I’m measuring ~150ms end-to-end latency (capture timestamp to frame available on the receiver), and I broke it down by pipeline stage to find where the time goes:
Grab only (capture → grab, on the box): ~23ms @ SVGA/60fps, ~39ms @ 30fps
Grab + stream + receive (capture → received on the other process): ~110ms @ 60fps, ~160ms @ 30fps
So the streaming step itself (encode + transport + decode) adds ~85-120ms, which is the dominant cost. Grabbing and matching are minor.

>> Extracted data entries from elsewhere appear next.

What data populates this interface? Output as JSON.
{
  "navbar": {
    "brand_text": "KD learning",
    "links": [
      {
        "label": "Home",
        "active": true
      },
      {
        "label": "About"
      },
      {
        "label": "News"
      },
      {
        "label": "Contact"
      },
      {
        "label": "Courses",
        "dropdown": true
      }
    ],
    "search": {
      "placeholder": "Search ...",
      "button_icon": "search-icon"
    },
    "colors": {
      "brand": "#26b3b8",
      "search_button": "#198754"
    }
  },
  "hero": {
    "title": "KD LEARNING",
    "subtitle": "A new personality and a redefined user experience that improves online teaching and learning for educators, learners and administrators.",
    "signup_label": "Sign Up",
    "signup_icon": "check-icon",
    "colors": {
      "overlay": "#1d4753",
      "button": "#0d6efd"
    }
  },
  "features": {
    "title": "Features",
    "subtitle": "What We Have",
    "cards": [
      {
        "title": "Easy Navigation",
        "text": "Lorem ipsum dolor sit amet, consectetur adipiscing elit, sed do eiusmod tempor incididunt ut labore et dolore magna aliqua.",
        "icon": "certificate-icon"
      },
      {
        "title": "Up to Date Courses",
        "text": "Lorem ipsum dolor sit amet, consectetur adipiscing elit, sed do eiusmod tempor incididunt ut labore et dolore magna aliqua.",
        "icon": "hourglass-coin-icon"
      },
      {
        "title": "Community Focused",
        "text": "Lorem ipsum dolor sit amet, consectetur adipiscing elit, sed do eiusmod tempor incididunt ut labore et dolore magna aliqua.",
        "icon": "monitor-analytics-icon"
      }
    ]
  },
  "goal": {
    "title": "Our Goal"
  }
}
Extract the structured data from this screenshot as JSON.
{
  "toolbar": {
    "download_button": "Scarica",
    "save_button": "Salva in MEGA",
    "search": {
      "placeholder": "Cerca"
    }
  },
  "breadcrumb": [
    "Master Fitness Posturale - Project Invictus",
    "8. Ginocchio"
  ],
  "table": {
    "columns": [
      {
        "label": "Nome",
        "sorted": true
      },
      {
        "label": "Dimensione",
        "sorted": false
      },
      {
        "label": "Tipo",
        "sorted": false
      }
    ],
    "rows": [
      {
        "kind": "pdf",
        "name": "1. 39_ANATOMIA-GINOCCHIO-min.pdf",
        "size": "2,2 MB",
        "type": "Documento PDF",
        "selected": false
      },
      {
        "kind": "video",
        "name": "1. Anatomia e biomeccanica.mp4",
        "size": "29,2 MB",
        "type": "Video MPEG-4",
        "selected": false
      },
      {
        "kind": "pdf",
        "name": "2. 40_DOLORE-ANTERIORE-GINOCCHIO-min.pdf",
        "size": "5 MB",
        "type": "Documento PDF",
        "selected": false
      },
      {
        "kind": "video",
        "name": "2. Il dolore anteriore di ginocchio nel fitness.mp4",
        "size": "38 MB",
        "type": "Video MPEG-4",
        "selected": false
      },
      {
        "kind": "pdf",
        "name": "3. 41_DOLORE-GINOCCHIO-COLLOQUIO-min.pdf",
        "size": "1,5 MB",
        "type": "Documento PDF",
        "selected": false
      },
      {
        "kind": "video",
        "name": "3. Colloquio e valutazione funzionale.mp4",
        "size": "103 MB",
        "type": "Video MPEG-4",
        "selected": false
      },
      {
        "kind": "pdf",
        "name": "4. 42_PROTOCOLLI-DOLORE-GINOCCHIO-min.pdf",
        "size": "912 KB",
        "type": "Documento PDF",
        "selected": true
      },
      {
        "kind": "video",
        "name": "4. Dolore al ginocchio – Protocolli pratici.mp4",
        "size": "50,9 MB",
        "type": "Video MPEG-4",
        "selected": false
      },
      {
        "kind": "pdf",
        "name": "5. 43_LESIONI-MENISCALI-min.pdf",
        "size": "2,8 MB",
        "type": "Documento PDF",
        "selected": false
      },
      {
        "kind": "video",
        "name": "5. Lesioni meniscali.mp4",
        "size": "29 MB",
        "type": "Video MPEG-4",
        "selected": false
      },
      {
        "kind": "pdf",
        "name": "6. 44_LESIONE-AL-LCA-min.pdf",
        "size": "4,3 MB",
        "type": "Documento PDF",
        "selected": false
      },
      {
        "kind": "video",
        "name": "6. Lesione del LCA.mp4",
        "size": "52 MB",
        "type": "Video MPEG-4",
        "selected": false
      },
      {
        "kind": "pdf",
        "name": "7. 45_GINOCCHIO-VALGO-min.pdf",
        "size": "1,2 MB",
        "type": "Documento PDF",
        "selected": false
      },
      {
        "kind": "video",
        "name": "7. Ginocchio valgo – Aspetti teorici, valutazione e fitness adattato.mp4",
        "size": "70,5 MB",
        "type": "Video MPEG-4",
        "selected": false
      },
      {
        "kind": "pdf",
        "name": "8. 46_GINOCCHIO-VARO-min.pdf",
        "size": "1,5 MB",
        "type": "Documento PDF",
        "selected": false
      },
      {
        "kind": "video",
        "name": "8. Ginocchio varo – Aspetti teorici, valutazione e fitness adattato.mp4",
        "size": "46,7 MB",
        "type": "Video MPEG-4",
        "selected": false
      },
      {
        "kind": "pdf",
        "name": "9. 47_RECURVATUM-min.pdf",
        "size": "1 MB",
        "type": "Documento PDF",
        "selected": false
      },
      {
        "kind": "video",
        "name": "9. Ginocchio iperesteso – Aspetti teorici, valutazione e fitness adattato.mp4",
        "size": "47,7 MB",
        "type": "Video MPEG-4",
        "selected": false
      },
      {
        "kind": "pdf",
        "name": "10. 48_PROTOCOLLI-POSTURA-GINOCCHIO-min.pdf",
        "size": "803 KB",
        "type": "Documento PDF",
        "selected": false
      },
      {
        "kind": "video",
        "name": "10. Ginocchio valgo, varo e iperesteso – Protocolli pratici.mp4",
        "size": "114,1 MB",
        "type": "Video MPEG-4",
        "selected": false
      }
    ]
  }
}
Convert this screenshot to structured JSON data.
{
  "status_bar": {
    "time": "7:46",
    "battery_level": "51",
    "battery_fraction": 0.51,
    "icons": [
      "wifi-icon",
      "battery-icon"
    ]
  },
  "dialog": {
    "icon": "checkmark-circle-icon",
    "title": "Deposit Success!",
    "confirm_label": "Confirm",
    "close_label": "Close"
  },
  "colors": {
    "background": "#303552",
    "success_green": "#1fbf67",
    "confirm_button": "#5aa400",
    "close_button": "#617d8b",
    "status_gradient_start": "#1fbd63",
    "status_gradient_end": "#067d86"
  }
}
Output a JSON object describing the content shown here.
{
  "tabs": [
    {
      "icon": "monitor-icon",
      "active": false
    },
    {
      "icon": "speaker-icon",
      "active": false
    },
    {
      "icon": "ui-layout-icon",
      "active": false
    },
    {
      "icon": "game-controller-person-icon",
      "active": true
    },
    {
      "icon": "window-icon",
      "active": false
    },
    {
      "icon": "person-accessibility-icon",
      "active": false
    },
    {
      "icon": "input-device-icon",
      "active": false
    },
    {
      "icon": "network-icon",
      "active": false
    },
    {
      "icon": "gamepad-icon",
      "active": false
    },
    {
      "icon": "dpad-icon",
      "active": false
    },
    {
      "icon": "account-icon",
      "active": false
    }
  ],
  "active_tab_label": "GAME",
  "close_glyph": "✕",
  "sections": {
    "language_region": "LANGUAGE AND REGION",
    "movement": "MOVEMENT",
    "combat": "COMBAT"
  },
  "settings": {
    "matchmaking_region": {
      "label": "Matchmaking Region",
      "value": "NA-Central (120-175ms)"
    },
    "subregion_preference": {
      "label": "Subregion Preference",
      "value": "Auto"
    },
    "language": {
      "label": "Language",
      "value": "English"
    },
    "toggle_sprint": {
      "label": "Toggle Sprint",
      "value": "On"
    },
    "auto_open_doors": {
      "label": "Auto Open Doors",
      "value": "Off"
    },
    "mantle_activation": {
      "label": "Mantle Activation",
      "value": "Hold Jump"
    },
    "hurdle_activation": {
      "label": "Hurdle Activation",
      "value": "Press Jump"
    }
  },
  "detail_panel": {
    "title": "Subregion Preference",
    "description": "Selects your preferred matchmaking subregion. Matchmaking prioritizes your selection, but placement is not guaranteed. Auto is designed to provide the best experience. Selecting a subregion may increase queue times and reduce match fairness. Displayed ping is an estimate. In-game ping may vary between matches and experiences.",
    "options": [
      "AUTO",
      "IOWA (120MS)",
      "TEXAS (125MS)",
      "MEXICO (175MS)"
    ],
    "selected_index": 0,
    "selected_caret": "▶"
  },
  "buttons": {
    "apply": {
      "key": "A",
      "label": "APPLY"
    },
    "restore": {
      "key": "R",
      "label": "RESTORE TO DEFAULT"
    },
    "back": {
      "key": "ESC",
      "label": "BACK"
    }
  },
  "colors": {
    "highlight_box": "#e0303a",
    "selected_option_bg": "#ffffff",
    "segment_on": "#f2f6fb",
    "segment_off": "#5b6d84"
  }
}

My streaming params: H264, bitrate 4000, gop_size 0, chunk_size 1200.
A few questions:
Since both encode (2 streams) and decode (2 streams) are running on the same Jetson over loopback, could the shared NVENC/NVDEC be inflating this? I saw NVENC/NVDEC utilization around 50-70% in tegrastats (not saturated), with the engines bursting/idling rather than maxed.
Are there StreamingParameters settings you’d recommend tuning to reduce the encode/decode latency specifically?
Would you expect the latency to drop meaningfully when I move decode to a separate machine over real ethernet?
Thanks for the detailed breakdown; the stage-by-stage measurements make this much easier to reason about.
A few points on what you are seeing:
1. Shared NVENC/NVDEC on the same Jetson
Yes, running 2 encoders and 2 decoders on the same Orin NX over loopback is very likely the main contributor. The engines bursting/idling at 50-70% rather than saturating is typical of latency-bound (not throughput-bound) load: the issue is serialization and scheduling between the four sessions sharing the same hardware engines, plus the queuing introduced by the encoder, not raw engine capacity. The decode side competing with encode on the same box adds round-trip queuing on top of that.
2. StreamingParameters tuning
A few things worth trying:
gop_size: with 0 the SDK uses its default GOP. For low latency, set an explicit short GOP (or all-intra style behavior) so the decoder does not wait on reference frames; this reduces decode-side buffering.
adaptative_bitrate: keep it disabled for fixed local conditions, since the rate controller can add latency while it converges.
bitrate: 4000 kbps at SVGA is comfortable; raising it modestly can reduce per-frame encode complexity stalls, though this is secondary here.
chunk_size 1200: this is tuned for typical MTU and is fine for loopback; no change needed.
On the receiver, make sure you are calling grab() in a tight loop so received frames are not waiting in the input buffer, and consider reducing any internal queue depth on your processing side.
I would expect a meaningful improvement, yes. Offloading the 2 decode sessions to a separate host frees the Orin NX engines to handle encode only, removing the encode/decode contention that is dominating your numbers. Real Ethernet adds some transport latency, but on a local gigabit link that is typically far smaller than the contention you are currently paying. This is also the intended deployment model for the streaming feature, so it is well worth testing.
As a quick sanity check on the engine-contention theory, you could try streaming a single camera (1 encode + 1 decode) on the box and compare the streaming-stage latency; if it drops sharply, that confirms the shared-engine bottleneck.
Let me know how the separate-host test goes, and feel free to share updated numbers.
Thank you so much for your response! The single camera grabbing + streaming + reading is 160 ms. Making that process two cameras did not really make a difference to the latency and only bumped it up to ~164 ms. However I did test just encoding, so just starting the stream and grabbing images on the input side, and it resulted in almost no additional latency, so I will try moving the receiving end over to another device and see if it helps.
Also, since the capture timestamp is stamped on the sender and I’d be comparing it against the receiver’s wall clock, the two machines’ clocks being out of sync would show up directly in the latency number. For measuring end-to-end latency across two hosts, do you rely on NTP/PTP to sync the clocks, or is there a recommended way to measure this within the SDK that avoids the cross-clock comparison? I just want to make sure I’m measuring real latency and not clock skew.